Além de ser um momento de alegria e catarse necessárias ao povo brasileiro, o Carnaval também pode ser pedagógico. Não é à toa que os grupos que projetam a festa são chamados de escola.
Neste ano, a maioria das escolas de samba trouxe, em suas apresentações, temáticas inspiradas por artistas negros, por obras literárias centradas em histórias e cosmovisões de povos originários e, ainda, pela representatividade e cultura afro-pindorâmica.
Os desfiles carnavalescos de 2024 mostraram-se profundamente contracoloniais. A contracolonialidade é uma ideia defendida pelo escritor piauiense e quilombola Antônio Bispo dos Santos, o Nego Bispo, que significa ser contra o modelo de vida concebido e desenvolvido pelos colonizadores europeus.
Para Bispo, os colonos europeus, ao invadirem o território brasileiro, impuseram seus costumes, valores, estética, conhecimentos, modo de produção e de viver causando uma desestruturação na identidade cultural dos povos originários que perdura, confunde e prejudica a sociedade brasileira até os dias de hoje.
Dessa forma, foi possível observar a recusa às imposições coloniais, quando no desfile da escola de samba paulistana Vai-Vai, uma alegoria representou o colono bandeirante Borba Gato, em volta de uma fumaça que simulava fogo, fazendo alusão a um episódio acontecido em São Paulo, em 2021, em que manifestantes incendiaram uma estátua do sertanista em protesto contra a opressão e o racismo no país.
Também se percebe o movimento contra a cultura dominante hegemônica europeia, nas letras dos sambas de enredo que versam rezas pertencentes a religiões de matriz africana e entoam expressões e narrativas de etnias indígenas.
Até a literatura desfilou na avenida!
Enredos inspirados em livros que contam histórias de pessoas negras e também de narrativas lendárias como “Um defeito de cor”, da escritora brasileira Ana Maria Gonçalves e “Meu destino é ser onça”, do também escritor brasileiro Alberto Mussa foram utilizados como verdadeiros exemplos de metodologias de ensino.
As manifestações artísticas, como vestimentas, danças e carros alegóricos retratando os deuses e as crenças da religiosidade dos povos indígenas e africanos também foram reproduzidas de forma educativa e respeitosa nas passarelas e ruas brasileiras.
Se as escolas de samba contam e valorizam a história dos povos tradicionais, a partir de sua essência e originalidade, porque as escolas e as universidades ainda não conseguem contar e valorizar?
De acordo com a pedagoga negra e ex-ministra das mulheres Nilma Lino Gomes, o movimento negro é um educador.
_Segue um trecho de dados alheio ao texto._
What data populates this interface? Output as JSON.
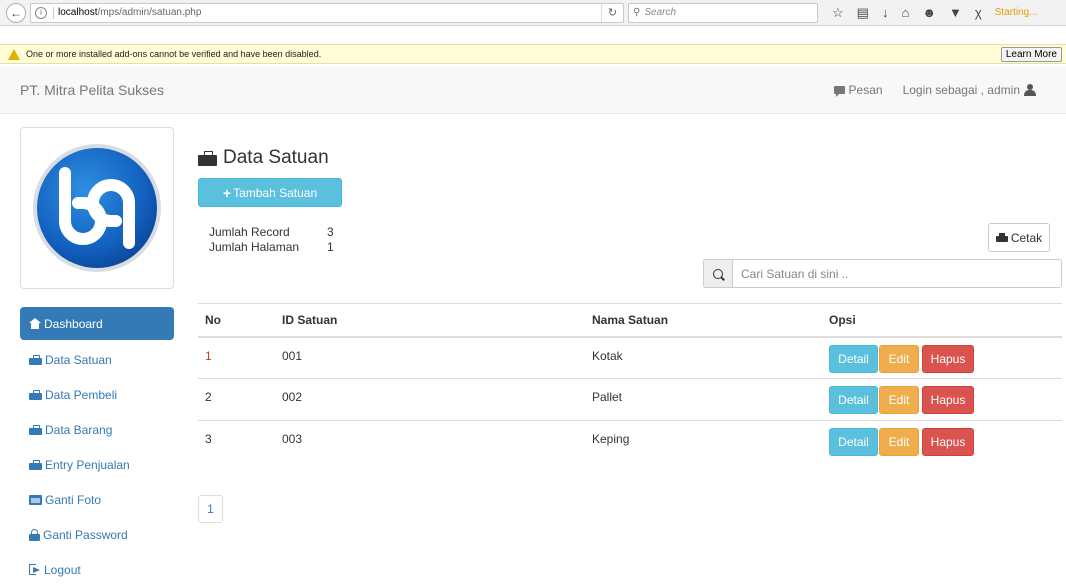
{
  "browser": {
    "url_host": "localhost",
    "url_path": "/mps/admin/satuan.php",
    "search_placeholder": "Search",
    "status_text": "Starting..."
  },
  "notification": {
    "message": "One or more installed add-ons cannot be verified and have been disabled.",
    "learn_more": "Learn More"
  },
  "navbar": {
    "brand": "PT. Mitra Pelita Sukses",
    "messages_label": "Pesan",
    "login_label": "Login sebagai , admin"
  },
  "sidebar": {
    "items": [
      {
        "label": "Dashboard",
        "icon": "home-icon"
      },
      {
        "label": "Data Satuan",
        "icon": "briefcase-icon"
      },
      {
        "label": "Data Pembeli",
        "icon": "briefcase-icon"
      },
      {
        "label": "Data Barang",
        "icon": "briefcase-icon"
      },
      {
        "label": "Entry Penjualan",
        "icon": "briefcase-icon"
      },
      {
        "label": "Ganti Foto",
        "icon": "picture-icon"
      },
      {
        "label": "Ganti Password",
        "icon": "lock-icon"
      },
      {
        "label": "Logout",
        "icon": "logout-icon"
      }
    ]
  },
  "main": {
    "title": "Data Satuan",
    "add_button": "Tambah Satuan",
    "stats": {
      "record_label": "Jumlah Record",
      "record_value": "3",
      "pages_label": "Jumlah Halaman",
      "pages_value": "1"
    },
    "print_button": "Cetak",
    "search_placeholder": "Cari Satuan di sini ..",
    "table": {
      "headers": [
        "No",
        "ID Satuan",
        "Nama Satuan",
        "Opsi"
      ],
      "rows": [
        {
          "no": "1",
          "id": "001",
          "nama": "Kotak"
        },
        {
          "no": "2",
          "id": "002",
          "nama": "Pallet"
        },
        {
          "no": "3",
          "id": "003",
          "nama": "Keping"
        }
      ],
      "actions": {
        "detail": "Detail",
        "edit": "Edit",
        "hapus": "Hapus"
      }
    },
    "pagination": [
      "1"
    ]
  },
  "colors": {
    "primary": "#337ab7",
    "info": "#5bc0de",
    "warning": "#f0ad4e",
    "danger": "#d9534f"
  }
}
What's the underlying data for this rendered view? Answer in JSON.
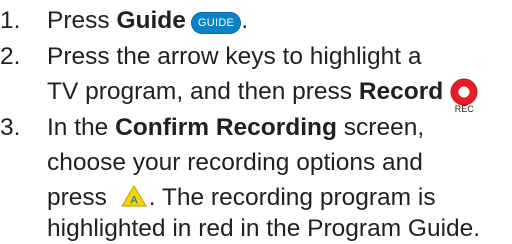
{
  "steps": [
    {
      "number": "1.",
      "before": "Press ",
      "bold": "Guide",
      "button_icon": "guide-button-icon",
      "button_label": "GUIDE",
      "after": "."
    },
    {
      "number": "2.",
      "line1": "Press the arrow keys to highlight a",
      "line2_before": "TV program, and then press ",
      "bold": "Record",
      "button_icon": "record-button-icon",
      "button_label": "REC",
      "after": "."
    },
    {
      "number": "3.",
      "line1_before": "In the ",
      "bold": "Confirm Recording",
      "line1_after": " screen,",
      "line2": "choose your recording options and",
      "line3_before": "press ",
      "button_icon": "a-button-icon",
      "button_label": "A",
      "line3_after": ". The recording program is",
      "line4": "highlighted in red in the Program Guide."
    }
  ],
  "colors": {
    "text": "#231f20",
    "guide_button": "#0a82c8",
    "record_button": "#e31e24",
    "a_button": "#f5d40f"
  }
}
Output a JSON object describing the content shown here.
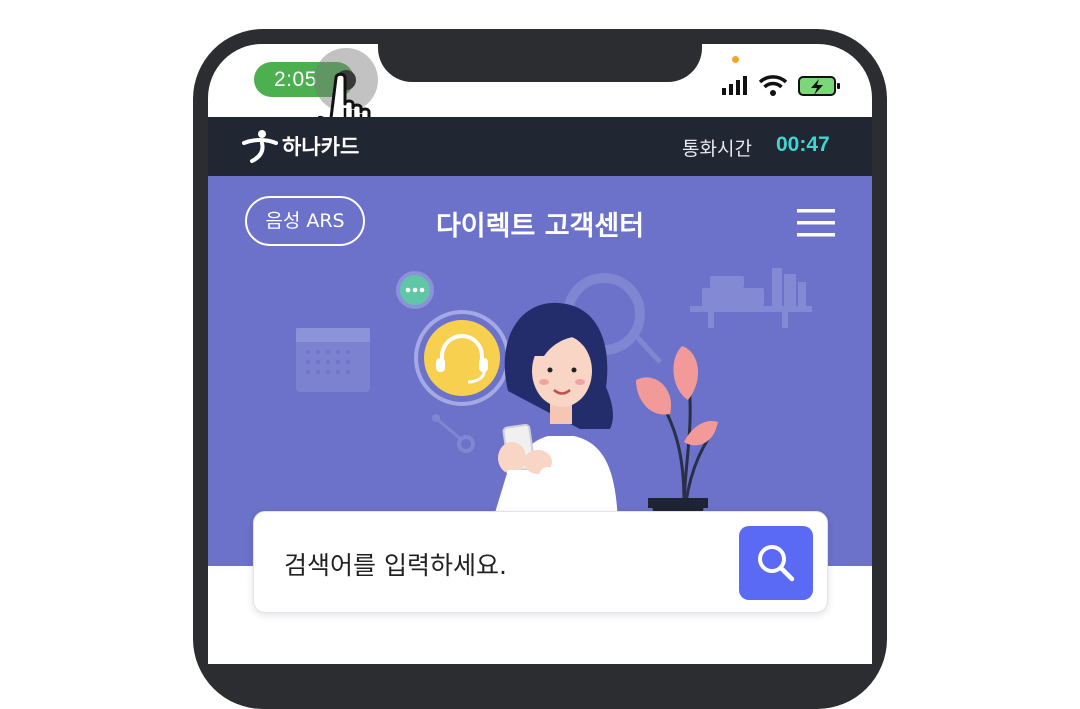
{
  "status_bar": {
    "time": "2:05",
    "icons": [
      "signal-icon",
      "wifi-icon",
      "battery-charging-icon"
    ],
    "pill_color": "#4caf50"
  },
  "topbar": {
    "brand": "하나카드",
    "call_label": "통화시간",
    "call_time": "00:47",
    "accent": "#3ed6d0"
  },
  "hero": {
    "ars_button": "음성 ARS",
    "title": "다이렉트 고객센터",
    "menu_icon": "hamburger-menu-icon",
    "background": "#6c72c9"
  },
  "search": {
    "placeholder": "검색어를 입력하세요.",
    "button_icon": "search-icon",
    "button_color": "#5a6af4"
  }
}
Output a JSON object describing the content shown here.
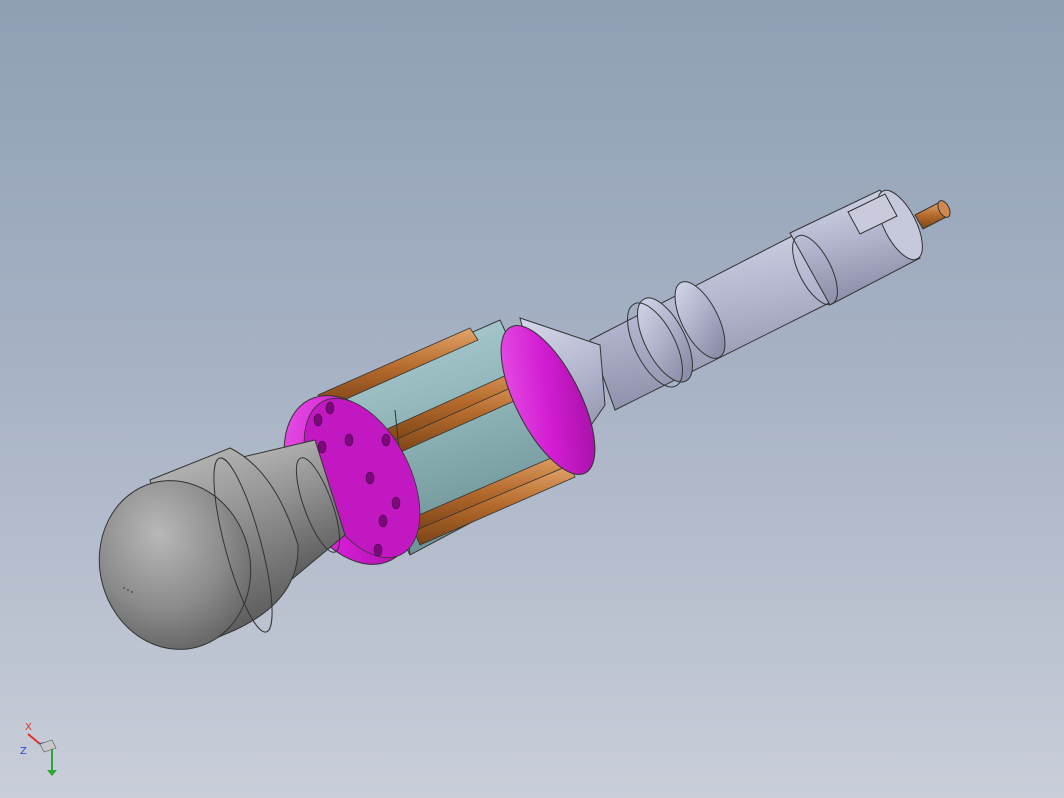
{
  "colors": {
    "viewport_top": "#8f9fb4",
    "viewport_bottom": "#c9ced9",
    "head_gray": "#8e8e8e",
    "shaft_lavender": "#b9bbd4",
    "flange_magenta": "#d21cd2",
    "core_teal": "#8fb4b8",
    "copper_bar": "#b56a2c",
    "axis_x": "#e0302a",
    "axis_y": "#2aa830",
    "axis_z": "#2a46d0"
  },
  "triad": {
    "x_label": "X",
    "z_label": "Z"
  }
}
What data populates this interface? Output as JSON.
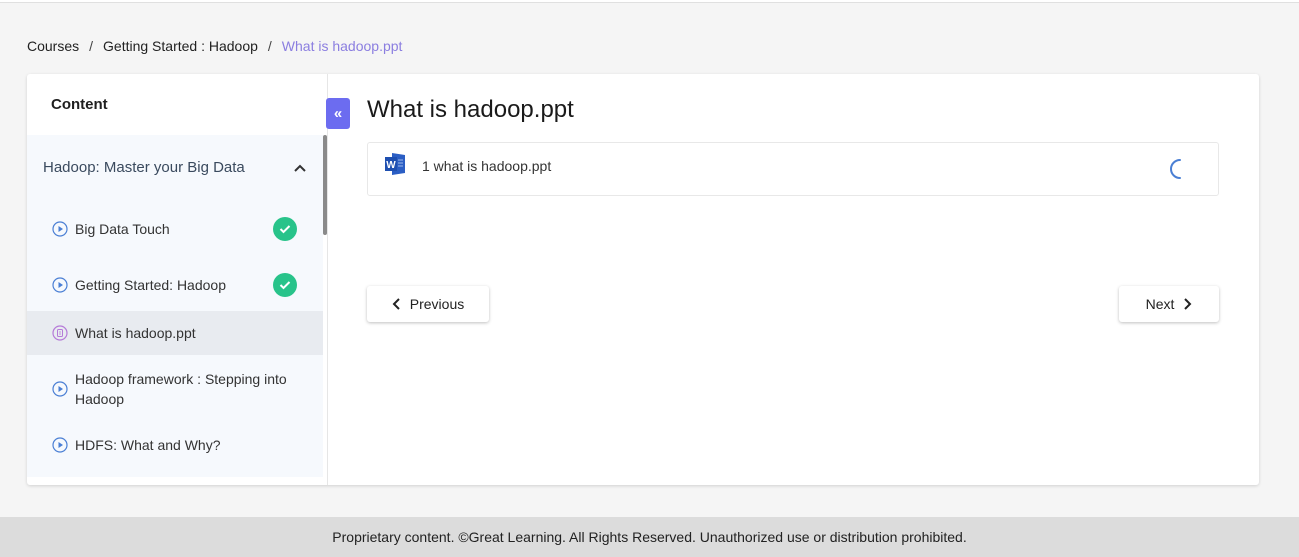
{
  "breadcrumb": {
    "items": [
      "Courses",
      "Getting Started : Hadoop"
    ],
    "separator": "/",
    "current": "What is hadoop.ppt"
  },
  "sidebar": {
    "title": "Content",
    "section": {
      "title": "Hadoop: Master your Big Data",
      "expanded": true,
      "items": [
        {
          "label": "Big Data Touch",
          "icon": "play-circle-icon",
          "completed": true
        },
        {
          "label": "Getting Started: Hadoop",
          "icon": "play-circle-icon",
          "completed": true
        },
        {
          "label": "What is hadoop.ppt",
          "icon": "document-circle-icon",
          "completed": false,
          "active": true
        },
        {
          "label": "Hadoop framework : Stepping into Hadoop",
          "icon": "play-circle-icon",
          "completed": false
        },
        {
          "label": "HDFS: What and Why?",
          "icon": "play-circle-icon",
          "completed": false
        }
      ]
    },
    "collapse_glyph": "«"
  },
  "main": {
    "title": "What is hadoop.ppt",
    "file": {
      "name": "1 what is hadoop.ppt",
      "icon": "word-document-icon",
      "status": "loading"
    },
    "previous_label": "Previous",
    "next_label": "Next"
  },
  "footer": {
    "text": "Proprietary content. ©Great Learning. All Rights Reserved. Unauthorized use or distribution prohibited."
  },
  "colors": {
    "accent": "#6c6cf0",
    "breadcrumb_current": "#8b7ee0",
    "complete": "#28c38a",
    "play_icon": "#4a7fd4",
    "doc_icon": "#b57ad8"
  }
}
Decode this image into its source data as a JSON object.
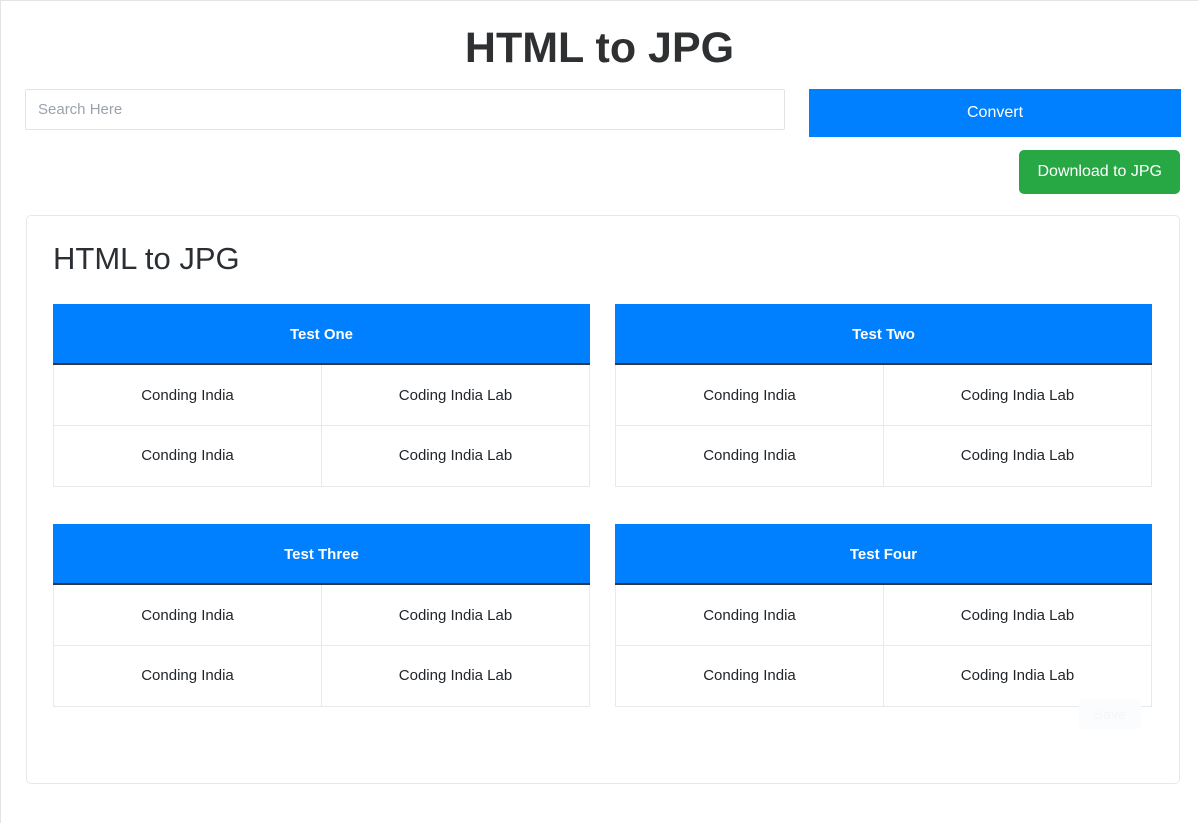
{
  "header": {
    "title": "HTML to JPG"
  },
  "controls": {
    "search_placeholder": "Search Here",
    "search_value": "",
    "convert_label": "Convert",
    "download_label": "Download to JPG"
  },
  "card": {
    "title": "HTML to JPG",
    "ghost_label": "Save",
    "columns": [
      "",
      ""
    ],
    "tables": [
      {
        "header": "Test One",
        "rows": [
          [
            "Conding India",
            "Coding India Lab"
          ],
          [
            "Conding India",
            "Coding India Lab"
          ]
        ]
      },
      {
        "header": "Test Two",
        "rows": [
          [
            "Conding India",
            "Coding India Lab"
          ],
          [
            "Conding India",
            "Coding India Lab"
          ]
        ]
      },
      {
        "header": "Test Three",
        "rows": [
          [
            "Conding India",
            "Coding India Lab"
          ],
          [
            "Conding India",
            "Coding India Lab"
          ]
        ]
      },
      {
        "header": "Test Four",
        "rows": [
          [
            "Conding India",
            "Coding India Lab"
          ],
          [
            "Conding India",
            "Coding India Lab"
          ]
        ]
      }
    ]
  },
  "colors": {
    "primary_blue": "#0080ff",
    "success_green": "#28a745",
    "title_dark": "#2f3032",
    "border_gray": "#e7e9eb",
    "header_underline": "#32383e"
  }
}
Se as escolas de educação básica parassem para aprender com as escolas de samba, talvez o Brasil estivesse mais perto de ter a sociedade igualitária que tanto prega ser.
Em um país que tem a alegria como identidade, o carnaval se apresenta como uma grande potência para a educação brasileira.
Conhecer outras formas de se elaborar e produzir saberes pode ser a oportunidade de fortalecer as aprendizagens e habilidades essenciais não só para resolver situações do cotidiano, do mundo do trabalho e exercer a cidadania, como impõe a base nacional curricular das escolas, mas para se viver num mundo menos injusto.